In a recording from 1991, “John Miller” explained to a reporter from People magazine why Mr Trump had ended his relationship with Marla Maples and allegedly started one with model Carla Bruni, having ended his 12-year marriage to Ivana Trump. (Ms Bruni has always denied they had a relationship.)
“He really didn’t want to make a commitment,” the supposed spokesman said. “He’s coming out of a marriage, and he’s starting to do tremendously well financially.”
Once he entered the White House, it was clear the president still preferred to speak for himself, especially if the person assigned to spin for him was getting too much positive press. Sean Spicer, Anthony Scaramucci, Sebastian Gorka, and Steve Bannon were among more than a score of firings and departures from the White House over the president’s first 18 months.
Tim Miller, a Republican operative and the former communications director for Jeb Bush’s 2016 presidential campaign, said of Mr Trump’s style and his habit of spinning 180 degrees on issues as it suits him: “As a Trump watcher it is pretty obvious that his prepared remarks are completely different in tone and content from what he delivers off the cuff in most cases.”
He added: “And Trump is also responsive to whoever he spoke to last and his off-brand unwillingness to be confrontational in person.

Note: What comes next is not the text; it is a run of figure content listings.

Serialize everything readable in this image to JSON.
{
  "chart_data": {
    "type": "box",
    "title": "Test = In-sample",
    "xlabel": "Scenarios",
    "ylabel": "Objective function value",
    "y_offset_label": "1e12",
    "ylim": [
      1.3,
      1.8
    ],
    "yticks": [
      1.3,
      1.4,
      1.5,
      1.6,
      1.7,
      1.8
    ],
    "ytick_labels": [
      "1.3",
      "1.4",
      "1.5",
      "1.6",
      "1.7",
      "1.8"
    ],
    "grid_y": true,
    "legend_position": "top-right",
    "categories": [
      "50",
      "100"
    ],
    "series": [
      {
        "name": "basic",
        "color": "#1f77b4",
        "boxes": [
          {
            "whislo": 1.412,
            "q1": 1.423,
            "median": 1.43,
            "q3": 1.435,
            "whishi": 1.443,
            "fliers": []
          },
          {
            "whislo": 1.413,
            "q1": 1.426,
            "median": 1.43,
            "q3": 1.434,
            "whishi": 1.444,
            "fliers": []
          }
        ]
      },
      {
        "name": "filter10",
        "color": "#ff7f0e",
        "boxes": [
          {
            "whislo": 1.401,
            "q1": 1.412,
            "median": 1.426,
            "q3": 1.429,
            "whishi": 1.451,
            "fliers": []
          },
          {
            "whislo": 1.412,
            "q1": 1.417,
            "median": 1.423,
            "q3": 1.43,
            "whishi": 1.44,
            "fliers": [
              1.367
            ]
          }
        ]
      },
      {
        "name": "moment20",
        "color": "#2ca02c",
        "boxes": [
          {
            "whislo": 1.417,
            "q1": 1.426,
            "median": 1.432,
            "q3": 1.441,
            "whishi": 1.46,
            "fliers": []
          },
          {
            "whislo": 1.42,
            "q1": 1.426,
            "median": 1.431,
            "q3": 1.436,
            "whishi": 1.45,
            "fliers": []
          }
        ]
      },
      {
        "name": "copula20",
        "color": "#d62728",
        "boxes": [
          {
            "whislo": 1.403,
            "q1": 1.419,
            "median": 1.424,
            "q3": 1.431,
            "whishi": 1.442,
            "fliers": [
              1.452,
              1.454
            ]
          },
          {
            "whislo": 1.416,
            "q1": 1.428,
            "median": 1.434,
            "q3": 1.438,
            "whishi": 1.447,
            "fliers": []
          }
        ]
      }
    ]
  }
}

Hence, trashing May to The Sun and then backing down in the press conference.”
Many who voted for Mr Trump did so because of his non-conformist style, his willingness to shake things up and say uncomfortable truths. Those people admire his deliberate foregoing of diplomacy.
But some of those who have spent their lives working to promote America’s interests abroad, namely professional career diplomats, fear that while the president’s unguarded, unilateral approach may please his base, it has the ability to do much harm.
Former ambassador Daniel Fried, who served as assistant secretary of state for European and Eurasian affairs and a former US ambassador to Poland, said even if Mr Trump chose to be his own messenger, he could not understand why he appeared to go out of his way to antagonise America’s allies while softballing with leaders such as Mr Putin.
“The trouble with unpredictability is that is can become unreliability. You don’t know when you are going to need allies,” said Mr Fried, a Distinguished Fellow at the Atlantic Council in Washington.
“I was in the national security council on 9/11 with Condi Rice and the following days when she needed to ask Nato to trigger Article Five [which lays out the principle of collective defence].”
He added: “How does it serve America’s interests when you create a situation where your allies don’t want to help you? What purpose does it serve when those leaders have an interest in saying no to America?”